En la superficie, los medios comienzan a cubrir la
noticia y no dejan escuchar con su alboroto los gritos de El Serpiente, la
masticación rápida del niño ni las comunicaciones de la policía que se apresta
a irrumpir en las entrañas del hogar de un desadaptado.
¿Hace calor? ¿Hace frío? ¿Llueve? A quién le importa, si
las lágrimas de una madre opacan cualquier sol o sobrepasan cualquier lluvia. Las
señoras se visten bien porque parece que ha llegado Animal Planet a filmar.
—¡Pero que no es un animal!, le
dicen las vecinas al camarógrafo.
—¡Cómo que no! Si se arrastra,
y antes caminaba en dos patas.
—Más bien es una mente criminal.
—Ah, una Criminal Mind. También sirve.
En este momento, la policía enciende periódicos para
hacerlo salir, esgrime garrotes, retira a los curiosos mientras el más
perspicaz se pregunta qué harán si cuando lo atrapen le dan la casa por cárcel;
porque no es lo mismo tener a un delincuente en la puerta de la casa, o
saliendo a la tienda, o escapando a robar otro poco que tener a una serpiente. ¿Quién
le va a hacer la visita domiciliaria o va a revisar que no tenga televisor ni
DVD ni equipo de sonido? La madre llora frente a la cámara del Animal Planet o de las mentes criminales
y pide celeridad. “¡Sáquenlo!” La policía ahora duda: una visita domiciliaria…

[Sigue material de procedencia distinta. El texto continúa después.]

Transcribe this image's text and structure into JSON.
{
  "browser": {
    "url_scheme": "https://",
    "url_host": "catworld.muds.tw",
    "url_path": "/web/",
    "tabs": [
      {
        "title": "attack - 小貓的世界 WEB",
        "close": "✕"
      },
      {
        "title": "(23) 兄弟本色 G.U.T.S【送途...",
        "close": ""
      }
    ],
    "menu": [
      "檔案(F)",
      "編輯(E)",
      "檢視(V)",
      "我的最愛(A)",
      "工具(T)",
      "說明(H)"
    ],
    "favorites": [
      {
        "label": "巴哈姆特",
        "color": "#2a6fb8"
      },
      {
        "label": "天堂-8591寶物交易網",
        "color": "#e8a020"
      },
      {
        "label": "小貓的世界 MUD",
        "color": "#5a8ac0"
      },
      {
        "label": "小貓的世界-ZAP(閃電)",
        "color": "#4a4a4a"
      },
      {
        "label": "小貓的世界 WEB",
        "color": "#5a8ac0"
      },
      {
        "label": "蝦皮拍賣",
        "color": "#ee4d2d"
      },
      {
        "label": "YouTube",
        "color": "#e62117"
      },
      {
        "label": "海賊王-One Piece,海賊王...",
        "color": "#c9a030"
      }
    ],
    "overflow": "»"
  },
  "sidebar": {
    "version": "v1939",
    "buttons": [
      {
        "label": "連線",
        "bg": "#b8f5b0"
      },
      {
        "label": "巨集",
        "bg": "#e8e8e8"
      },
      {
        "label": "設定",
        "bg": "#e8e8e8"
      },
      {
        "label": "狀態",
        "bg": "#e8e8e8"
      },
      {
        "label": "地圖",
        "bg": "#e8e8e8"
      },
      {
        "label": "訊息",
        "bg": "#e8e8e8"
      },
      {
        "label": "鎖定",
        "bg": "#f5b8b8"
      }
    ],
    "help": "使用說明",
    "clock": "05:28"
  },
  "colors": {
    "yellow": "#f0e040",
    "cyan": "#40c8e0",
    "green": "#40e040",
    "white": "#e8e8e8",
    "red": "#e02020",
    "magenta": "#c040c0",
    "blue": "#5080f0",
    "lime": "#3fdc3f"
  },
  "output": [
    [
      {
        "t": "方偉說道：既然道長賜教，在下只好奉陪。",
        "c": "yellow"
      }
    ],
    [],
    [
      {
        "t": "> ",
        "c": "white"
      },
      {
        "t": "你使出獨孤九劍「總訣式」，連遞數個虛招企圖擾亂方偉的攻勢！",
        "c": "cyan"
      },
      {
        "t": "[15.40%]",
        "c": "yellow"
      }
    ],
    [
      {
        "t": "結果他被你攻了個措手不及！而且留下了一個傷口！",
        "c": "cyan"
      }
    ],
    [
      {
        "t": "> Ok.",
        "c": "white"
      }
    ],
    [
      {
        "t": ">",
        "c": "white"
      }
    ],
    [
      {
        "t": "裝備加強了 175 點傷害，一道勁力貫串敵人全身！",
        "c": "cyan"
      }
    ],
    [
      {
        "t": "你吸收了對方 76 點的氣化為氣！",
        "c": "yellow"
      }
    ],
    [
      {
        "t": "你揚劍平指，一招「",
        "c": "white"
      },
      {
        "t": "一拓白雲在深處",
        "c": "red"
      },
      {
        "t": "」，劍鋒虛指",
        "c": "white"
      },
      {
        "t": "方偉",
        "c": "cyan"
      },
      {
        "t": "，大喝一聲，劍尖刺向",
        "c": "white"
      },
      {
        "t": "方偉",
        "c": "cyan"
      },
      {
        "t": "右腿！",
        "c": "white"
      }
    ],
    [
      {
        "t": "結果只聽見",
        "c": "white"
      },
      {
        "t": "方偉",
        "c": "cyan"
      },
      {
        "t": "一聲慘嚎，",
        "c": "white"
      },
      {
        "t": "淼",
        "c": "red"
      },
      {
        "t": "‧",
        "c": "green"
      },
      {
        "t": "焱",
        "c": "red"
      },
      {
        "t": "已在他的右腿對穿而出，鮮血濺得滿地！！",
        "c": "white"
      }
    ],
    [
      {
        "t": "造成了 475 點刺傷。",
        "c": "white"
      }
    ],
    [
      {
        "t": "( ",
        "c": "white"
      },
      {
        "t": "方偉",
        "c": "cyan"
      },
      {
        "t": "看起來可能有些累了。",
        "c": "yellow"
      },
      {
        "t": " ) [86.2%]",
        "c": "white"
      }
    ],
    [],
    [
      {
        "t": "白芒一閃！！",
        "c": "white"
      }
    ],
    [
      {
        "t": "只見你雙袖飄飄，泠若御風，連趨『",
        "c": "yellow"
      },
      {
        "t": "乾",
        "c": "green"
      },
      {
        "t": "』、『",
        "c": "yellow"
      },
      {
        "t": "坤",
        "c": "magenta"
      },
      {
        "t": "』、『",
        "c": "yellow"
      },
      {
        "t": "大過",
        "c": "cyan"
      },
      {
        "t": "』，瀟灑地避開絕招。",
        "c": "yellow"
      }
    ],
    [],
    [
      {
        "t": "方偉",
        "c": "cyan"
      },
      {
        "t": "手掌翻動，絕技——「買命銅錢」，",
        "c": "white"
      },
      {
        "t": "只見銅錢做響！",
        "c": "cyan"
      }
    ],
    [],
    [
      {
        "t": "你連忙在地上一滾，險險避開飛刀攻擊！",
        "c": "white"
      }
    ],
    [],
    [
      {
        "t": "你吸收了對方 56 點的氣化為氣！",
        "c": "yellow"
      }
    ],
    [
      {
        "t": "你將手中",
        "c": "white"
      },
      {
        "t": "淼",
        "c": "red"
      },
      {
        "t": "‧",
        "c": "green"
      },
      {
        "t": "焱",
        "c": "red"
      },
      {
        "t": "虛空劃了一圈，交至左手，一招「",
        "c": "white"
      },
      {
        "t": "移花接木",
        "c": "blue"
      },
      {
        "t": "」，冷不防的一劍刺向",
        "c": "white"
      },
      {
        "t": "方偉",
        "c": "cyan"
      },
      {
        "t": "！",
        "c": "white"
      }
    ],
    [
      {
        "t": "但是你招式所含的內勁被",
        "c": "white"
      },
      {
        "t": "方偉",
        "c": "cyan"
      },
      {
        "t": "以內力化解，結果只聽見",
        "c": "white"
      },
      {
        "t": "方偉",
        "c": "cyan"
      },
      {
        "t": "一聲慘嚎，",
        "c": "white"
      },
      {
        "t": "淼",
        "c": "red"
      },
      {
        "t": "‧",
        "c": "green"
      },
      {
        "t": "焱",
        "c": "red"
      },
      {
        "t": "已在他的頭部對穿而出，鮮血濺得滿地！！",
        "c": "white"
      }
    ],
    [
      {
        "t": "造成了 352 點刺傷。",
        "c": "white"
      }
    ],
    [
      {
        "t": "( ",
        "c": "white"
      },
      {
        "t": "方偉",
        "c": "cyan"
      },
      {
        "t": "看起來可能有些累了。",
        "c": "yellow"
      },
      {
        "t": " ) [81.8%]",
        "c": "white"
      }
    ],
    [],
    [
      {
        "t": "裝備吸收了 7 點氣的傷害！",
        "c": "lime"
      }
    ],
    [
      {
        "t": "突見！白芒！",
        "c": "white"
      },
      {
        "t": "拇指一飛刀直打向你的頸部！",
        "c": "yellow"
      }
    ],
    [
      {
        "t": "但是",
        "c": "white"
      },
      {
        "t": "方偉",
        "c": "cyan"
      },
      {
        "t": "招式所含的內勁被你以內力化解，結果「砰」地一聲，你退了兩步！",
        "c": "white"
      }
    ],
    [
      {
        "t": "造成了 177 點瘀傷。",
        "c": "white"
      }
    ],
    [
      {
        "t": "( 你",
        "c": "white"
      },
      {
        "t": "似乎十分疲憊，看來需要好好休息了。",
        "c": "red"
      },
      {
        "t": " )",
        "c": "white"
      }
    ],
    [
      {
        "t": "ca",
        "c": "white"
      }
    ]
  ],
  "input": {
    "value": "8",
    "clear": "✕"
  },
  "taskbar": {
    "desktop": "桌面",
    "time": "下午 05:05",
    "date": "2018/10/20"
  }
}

y si de pronto muerde, al menos ya tiene un gordo…pero el deber es el deber y
ya con las cámaras… y este relato… Hay que entrar, hay que sofocar ese
monstruo. Nadie se queda en el primero. El que prueba un niño se ceba. Así que
hay que darle en la cabeza, que las serpientes no aguantan garrotazos.
-Lo que grabe va para Animal Planet. Fílmele la cabeza
cuando lo saquen.
– Es verdad, es
cabezón el niño, ya lo filmé. Viene riendo.
Ahora traen a El Serpiente. Muerto. O parece. No lo dejan
ver. Se le nota la piel escamosa. O puede ser el pantalón.